I wire mine. Makes it easier to flip the frames around without having to worry when the comb is new and not attached at the sides very well. Bees do a great job with the frame wire and ignore it and keep on making the comb.
Do most folks wire foundation less frames or just live totally open?
Ive heard of both, I dont, but its my first year trying foundationless. Personal preference from what I gather. Once they tie to the sides and bottom mine are plenty sturdy. G
I'm not wiring mine. Am going to do Crush/strain so i don't need wires. just keeping the combs vertical is a good skill to have and it's just about paying attention.

Ryan how many days did it take them to do that before you looked in again?

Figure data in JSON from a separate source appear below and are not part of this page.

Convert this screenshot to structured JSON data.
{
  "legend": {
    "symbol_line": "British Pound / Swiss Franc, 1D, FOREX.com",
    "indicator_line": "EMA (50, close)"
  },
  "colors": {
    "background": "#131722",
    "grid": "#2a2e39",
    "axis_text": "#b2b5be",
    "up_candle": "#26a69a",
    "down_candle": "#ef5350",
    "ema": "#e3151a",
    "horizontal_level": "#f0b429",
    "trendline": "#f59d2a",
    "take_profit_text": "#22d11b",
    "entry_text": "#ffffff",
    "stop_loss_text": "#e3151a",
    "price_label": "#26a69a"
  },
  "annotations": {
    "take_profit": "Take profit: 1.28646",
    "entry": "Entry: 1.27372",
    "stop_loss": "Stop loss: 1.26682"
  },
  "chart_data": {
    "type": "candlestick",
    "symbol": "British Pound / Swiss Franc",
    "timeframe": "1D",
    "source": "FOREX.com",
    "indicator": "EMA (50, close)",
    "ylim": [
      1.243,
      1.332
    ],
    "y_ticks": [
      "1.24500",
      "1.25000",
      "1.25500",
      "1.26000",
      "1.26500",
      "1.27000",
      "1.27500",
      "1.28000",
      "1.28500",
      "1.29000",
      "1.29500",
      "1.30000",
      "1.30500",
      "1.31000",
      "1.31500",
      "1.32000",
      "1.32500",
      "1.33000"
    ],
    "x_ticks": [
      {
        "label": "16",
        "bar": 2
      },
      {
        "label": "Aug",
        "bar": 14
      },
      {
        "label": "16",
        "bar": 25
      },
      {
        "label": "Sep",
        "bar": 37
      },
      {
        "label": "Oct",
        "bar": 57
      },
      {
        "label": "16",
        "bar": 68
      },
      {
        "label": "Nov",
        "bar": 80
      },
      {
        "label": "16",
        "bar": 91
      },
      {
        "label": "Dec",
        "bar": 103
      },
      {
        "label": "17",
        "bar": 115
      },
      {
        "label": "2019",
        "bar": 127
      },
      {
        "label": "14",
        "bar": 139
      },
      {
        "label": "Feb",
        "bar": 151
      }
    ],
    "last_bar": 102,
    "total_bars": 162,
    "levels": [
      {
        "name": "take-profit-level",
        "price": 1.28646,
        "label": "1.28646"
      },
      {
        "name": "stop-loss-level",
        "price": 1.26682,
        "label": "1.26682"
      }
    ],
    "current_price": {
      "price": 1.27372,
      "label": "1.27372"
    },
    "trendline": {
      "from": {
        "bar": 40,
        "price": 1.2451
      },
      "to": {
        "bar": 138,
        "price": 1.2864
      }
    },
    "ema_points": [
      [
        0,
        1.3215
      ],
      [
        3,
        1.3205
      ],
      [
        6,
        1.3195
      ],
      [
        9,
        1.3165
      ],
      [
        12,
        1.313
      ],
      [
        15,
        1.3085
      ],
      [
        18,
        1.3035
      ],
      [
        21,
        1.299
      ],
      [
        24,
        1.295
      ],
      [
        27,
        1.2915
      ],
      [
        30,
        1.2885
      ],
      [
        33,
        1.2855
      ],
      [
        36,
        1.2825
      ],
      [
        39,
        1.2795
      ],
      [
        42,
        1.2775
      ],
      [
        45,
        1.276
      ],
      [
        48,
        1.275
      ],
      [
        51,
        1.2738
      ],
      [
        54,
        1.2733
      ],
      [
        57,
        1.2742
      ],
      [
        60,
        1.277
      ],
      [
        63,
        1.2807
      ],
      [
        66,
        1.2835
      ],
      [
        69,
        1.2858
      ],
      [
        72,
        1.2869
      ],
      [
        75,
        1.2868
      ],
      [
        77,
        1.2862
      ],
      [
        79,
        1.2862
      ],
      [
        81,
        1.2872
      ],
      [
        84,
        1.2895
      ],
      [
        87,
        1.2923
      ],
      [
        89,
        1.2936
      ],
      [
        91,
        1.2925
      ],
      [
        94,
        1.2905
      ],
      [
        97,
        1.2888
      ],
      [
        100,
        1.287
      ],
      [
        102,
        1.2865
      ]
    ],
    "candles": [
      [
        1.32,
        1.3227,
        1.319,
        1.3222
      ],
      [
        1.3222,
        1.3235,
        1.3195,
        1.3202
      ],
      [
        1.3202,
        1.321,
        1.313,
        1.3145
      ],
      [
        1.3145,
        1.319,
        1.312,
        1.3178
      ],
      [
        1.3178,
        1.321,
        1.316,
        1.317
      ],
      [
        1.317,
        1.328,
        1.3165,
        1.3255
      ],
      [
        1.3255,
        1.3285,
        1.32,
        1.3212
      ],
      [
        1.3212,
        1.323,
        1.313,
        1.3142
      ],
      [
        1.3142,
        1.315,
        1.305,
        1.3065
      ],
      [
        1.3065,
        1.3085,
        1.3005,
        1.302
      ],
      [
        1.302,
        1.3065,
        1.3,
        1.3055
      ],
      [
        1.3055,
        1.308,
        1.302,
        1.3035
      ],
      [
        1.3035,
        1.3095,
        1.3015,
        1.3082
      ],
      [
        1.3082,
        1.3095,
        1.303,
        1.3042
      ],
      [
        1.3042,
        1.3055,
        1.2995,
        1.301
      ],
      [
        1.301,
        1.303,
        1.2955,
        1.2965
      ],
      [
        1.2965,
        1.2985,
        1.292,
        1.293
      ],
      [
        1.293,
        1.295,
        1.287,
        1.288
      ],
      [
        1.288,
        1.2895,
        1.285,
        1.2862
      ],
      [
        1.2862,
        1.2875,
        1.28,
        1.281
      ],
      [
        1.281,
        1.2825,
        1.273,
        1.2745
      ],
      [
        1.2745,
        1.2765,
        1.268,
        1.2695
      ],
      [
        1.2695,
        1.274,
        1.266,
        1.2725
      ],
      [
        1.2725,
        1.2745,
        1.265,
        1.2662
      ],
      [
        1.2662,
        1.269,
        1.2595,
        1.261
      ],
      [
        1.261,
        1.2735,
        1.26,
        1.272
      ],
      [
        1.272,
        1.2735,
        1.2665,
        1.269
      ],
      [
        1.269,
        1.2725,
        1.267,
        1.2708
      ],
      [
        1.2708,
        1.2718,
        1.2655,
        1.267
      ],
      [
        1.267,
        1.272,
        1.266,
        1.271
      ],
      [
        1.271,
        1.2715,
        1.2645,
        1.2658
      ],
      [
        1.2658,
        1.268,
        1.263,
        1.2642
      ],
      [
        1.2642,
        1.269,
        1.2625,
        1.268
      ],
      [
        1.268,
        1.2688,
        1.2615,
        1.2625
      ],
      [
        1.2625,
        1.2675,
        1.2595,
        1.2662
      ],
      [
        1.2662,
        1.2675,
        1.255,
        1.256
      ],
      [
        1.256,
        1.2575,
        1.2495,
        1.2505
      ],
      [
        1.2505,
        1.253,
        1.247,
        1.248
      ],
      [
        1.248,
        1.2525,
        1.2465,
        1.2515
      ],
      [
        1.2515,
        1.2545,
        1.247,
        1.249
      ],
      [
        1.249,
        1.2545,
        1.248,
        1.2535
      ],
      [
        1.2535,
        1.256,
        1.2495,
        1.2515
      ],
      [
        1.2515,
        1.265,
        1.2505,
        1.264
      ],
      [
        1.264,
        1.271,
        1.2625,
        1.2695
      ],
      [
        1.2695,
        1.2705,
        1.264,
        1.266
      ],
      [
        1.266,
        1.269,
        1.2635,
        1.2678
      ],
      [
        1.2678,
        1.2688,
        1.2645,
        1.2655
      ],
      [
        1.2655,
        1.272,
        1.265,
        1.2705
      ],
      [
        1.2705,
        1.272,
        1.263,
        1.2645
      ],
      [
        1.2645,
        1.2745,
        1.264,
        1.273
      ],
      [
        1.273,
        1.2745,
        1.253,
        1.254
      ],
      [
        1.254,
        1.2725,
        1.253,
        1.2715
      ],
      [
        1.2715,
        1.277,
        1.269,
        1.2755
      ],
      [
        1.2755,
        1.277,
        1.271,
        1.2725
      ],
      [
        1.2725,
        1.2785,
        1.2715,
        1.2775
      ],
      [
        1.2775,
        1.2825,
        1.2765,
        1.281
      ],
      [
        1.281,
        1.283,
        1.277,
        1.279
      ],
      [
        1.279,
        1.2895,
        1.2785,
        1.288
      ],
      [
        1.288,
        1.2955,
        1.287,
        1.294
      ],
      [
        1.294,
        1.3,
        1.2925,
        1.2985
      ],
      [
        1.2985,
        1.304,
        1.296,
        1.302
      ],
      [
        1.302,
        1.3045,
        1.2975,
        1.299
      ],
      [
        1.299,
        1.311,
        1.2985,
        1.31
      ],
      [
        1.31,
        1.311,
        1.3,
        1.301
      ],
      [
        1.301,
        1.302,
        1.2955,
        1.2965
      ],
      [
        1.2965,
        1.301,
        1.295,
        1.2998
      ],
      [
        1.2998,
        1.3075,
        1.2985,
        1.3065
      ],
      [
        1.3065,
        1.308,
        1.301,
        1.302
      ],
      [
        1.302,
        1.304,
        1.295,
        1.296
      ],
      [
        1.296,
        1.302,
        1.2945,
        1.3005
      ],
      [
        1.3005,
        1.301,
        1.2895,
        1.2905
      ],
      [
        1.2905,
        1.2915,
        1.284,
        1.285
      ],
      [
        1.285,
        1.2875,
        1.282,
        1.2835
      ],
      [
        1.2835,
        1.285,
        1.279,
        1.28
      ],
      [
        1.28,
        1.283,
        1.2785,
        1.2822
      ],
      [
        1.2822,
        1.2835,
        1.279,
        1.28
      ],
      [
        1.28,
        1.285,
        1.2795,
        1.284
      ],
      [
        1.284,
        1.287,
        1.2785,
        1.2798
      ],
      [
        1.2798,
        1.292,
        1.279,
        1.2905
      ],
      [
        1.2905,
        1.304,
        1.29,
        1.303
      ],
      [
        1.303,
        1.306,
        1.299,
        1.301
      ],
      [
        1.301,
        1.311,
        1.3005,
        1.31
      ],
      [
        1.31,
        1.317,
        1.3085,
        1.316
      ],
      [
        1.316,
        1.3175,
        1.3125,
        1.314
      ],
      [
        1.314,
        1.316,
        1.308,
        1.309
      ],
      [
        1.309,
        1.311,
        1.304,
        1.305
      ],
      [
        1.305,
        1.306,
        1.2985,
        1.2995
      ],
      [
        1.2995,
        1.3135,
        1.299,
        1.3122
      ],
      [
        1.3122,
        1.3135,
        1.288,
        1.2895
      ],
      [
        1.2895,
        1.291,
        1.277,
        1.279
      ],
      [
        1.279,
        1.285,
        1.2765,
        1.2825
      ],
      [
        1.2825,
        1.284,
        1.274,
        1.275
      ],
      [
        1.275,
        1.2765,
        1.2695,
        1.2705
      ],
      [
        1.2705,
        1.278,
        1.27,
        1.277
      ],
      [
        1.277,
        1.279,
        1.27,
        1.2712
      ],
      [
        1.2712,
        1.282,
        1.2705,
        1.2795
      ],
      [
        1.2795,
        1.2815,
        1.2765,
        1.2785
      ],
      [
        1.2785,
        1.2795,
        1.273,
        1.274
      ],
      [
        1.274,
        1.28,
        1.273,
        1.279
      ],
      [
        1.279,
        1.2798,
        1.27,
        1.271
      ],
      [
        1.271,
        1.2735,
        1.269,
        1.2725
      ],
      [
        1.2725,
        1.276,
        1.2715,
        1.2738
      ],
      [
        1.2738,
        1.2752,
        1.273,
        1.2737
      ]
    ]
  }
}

Some parallax in the image, but the bulk of the cells appear to be very evenly drawn at 5.4 mm
10 cell == 105 pix* 232 mm / 449 pix
This hive is at an outyard that is an hour away so I rarely make it there. This was an unusually close visit 10 days apart. It was a hive that threw a swarm and I robbed a number of frames with queen cells to make lemonade out of lemons. In that rushed process making up 4-5 nucs from the hive I forgot to replace a frame. So the comb is around a week old in this photo but is still white as the queen had just mated and laying her first eggs when I returned to find my mistake.

JWChesnut.... I would not be at all surprised if the cell size is larger. I have run thousands of foundationless frames and can't say that I see the small cells that others see.
I do wire all of frames as fresh comb with honey in it is rather unstable. I sell a number of nucs and don't ever want to learn of combs collapsing on customers. I wire all of my mediums and shallows as well as I have found that it nearly eliminate blowouts in the radial extractor with fresh comb. I extracted 800lbs of honey last week and did not have a single blowout. I thought that was neat as nearly all of the frames were foundationless mediums and shallows and over half of them had wax that was less than two months old. Beautiful white wax sure is soft.